Brown Calls on pension funds to divest from Iran

Jerry Brown (D)

SACRAMENTO, Calif. (Legal Newsline)-California Attorney General Jerry Brown on Monday criticized the state's largest pension funds for continuing to invest in companies in Iran.

Brown, a Democrat and presumptive gubernatorial candidate, directed his comments at the California Public Employees' Retirement System, known as CalPERS, and the California State Teachers' Retirement System, referred to as CalSTRS.

He said the two funds are breaking a 2007 state law that required CalPERS and CalSTRS to divest of companies doing business in the defense, nuclear, petroleum and natural gas industries in Iran and to divest from any company that fails to cease or limit operations in the Islamic Republic.

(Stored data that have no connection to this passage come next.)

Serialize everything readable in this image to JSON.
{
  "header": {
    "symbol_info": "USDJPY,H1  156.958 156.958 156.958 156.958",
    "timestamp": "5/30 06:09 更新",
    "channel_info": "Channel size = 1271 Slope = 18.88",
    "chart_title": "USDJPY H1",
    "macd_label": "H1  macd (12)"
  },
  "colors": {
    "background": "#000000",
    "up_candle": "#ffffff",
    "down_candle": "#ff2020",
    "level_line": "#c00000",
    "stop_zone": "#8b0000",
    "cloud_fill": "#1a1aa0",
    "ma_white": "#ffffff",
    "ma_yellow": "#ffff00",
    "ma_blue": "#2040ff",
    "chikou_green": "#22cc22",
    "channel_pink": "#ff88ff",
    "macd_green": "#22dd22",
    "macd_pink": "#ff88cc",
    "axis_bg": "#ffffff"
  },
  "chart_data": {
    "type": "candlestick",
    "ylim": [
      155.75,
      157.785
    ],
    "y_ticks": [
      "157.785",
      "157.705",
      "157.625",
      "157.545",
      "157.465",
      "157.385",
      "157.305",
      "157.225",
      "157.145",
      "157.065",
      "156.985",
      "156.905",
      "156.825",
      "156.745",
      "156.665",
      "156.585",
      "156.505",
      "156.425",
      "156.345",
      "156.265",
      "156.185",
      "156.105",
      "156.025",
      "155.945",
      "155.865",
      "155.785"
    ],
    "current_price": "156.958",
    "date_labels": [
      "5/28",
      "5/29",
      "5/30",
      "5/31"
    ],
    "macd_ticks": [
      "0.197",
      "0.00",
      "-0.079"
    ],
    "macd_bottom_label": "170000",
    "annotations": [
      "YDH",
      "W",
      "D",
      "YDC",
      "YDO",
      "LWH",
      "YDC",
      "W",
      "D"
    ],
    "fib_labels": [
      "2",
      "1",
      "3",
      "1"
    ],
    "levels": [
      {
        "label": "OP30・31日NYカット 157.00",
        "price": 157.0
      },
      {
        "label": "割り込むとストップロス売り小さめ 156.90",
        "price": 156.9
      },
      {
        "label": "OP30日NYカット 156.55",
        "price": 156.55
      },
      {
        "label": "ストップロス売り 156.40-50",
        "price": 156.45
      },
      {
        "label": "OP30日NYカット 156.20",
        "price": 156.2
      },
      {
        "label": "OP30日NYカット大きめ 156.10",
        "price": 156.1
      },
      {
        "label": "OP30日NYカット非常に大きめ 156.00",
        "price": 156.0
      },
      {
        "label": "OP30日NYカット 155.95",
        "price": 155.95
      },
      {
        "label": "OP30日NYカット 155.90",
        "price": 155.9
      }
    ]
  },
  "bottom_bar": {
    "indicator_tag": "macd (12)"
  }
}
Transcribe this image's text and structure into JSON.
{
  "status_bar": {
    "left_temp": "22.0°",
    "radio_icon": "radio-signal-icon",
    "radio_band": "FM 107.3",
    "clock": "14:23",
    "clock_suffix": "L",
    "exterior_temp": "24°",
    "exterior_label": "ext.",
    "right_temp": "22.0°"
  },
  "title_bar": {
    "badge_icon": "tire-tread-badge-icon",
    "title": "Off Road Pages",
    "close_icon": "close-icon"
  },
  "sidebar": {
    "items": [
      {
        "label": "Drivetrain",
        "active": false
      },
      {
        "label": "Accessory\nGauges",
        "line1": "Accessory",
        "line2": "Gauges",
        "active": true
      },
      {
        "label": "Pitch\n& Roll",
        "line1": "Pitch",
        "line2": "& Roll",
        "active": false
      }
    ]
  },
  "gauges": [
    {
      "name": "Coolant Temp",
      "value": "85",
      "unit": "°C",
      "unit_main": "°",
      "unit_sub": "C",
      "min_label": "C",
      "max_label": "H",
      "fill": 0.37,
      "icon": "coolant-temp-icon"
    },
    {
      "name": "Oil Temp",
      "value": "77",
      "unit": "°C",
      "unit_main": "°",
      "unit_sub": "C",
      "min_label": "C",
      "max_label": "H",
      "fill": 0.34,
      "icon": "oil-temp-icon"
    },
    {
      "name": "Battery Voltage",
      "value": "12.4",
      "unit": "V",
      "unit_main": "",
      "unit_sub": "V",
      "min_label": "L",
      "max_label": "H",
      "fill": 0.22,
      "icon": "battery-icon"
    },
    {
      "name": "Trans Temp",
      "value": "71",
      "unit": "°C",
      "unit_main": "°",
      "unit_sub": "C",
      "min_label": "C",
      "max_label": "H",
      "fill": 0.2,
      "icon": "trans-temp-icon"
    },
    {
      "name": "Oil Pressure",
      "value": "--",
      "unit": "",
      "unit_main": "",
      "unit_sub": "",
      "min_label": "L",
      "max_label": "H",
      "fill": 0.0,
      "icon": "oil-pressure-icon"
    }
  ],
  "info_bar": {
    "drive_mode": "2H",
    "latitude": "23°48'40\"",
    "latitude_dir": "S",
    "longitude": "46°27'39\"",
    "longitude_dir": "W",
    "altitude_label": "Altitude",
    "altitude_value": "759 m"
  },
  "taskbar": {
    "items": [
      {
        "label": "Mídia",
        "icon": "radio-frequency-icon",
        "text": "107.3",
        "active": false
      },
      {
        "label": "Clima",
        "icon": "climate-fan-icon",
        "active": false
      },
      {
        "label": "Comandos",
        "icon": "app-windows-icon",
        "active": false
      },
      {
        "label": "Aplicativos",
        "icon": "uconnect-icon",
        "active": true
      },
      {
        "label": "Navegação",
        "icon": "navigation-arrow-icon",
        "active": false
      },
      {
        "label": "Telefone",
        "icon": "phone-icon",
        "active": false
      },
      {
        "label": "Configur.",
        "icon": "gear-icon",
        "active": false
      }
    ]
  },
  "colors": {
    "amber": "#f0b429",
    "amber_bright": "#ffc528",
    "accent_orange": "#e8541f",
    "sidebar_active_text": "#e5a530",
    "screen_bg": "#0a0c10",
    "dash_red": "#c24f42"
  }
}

"CalPERS and CalSTRS need to honor the state law requiring them to divest from companies doing business in Iran," Brown said. "It's time for our public pension funds to show some leadership and stop supporting companies that do business with a tyrannical regime."

Brown said the law was enacted because it is "unconscionable for this state to invest in foreign companies with business activities benefiting foreign states such as Iran that commit egregious violations of human rights and sponsor terrorism."

In a statement, Brown's office said it sent letters to Anne Stausboll, chief executive officer of CalPERS and to CalSTRS CEO Jack Ehnes, telling them that they are in violation of state law because their annual reports fail to explain why they are still investing in companies that do business in Iran.

CalPERS, the largest public pension fund in the nation, has more than 1.6 million members and more than $200 billion in assets. CalSTRS has 833,000 members and more than $130 billion in assets.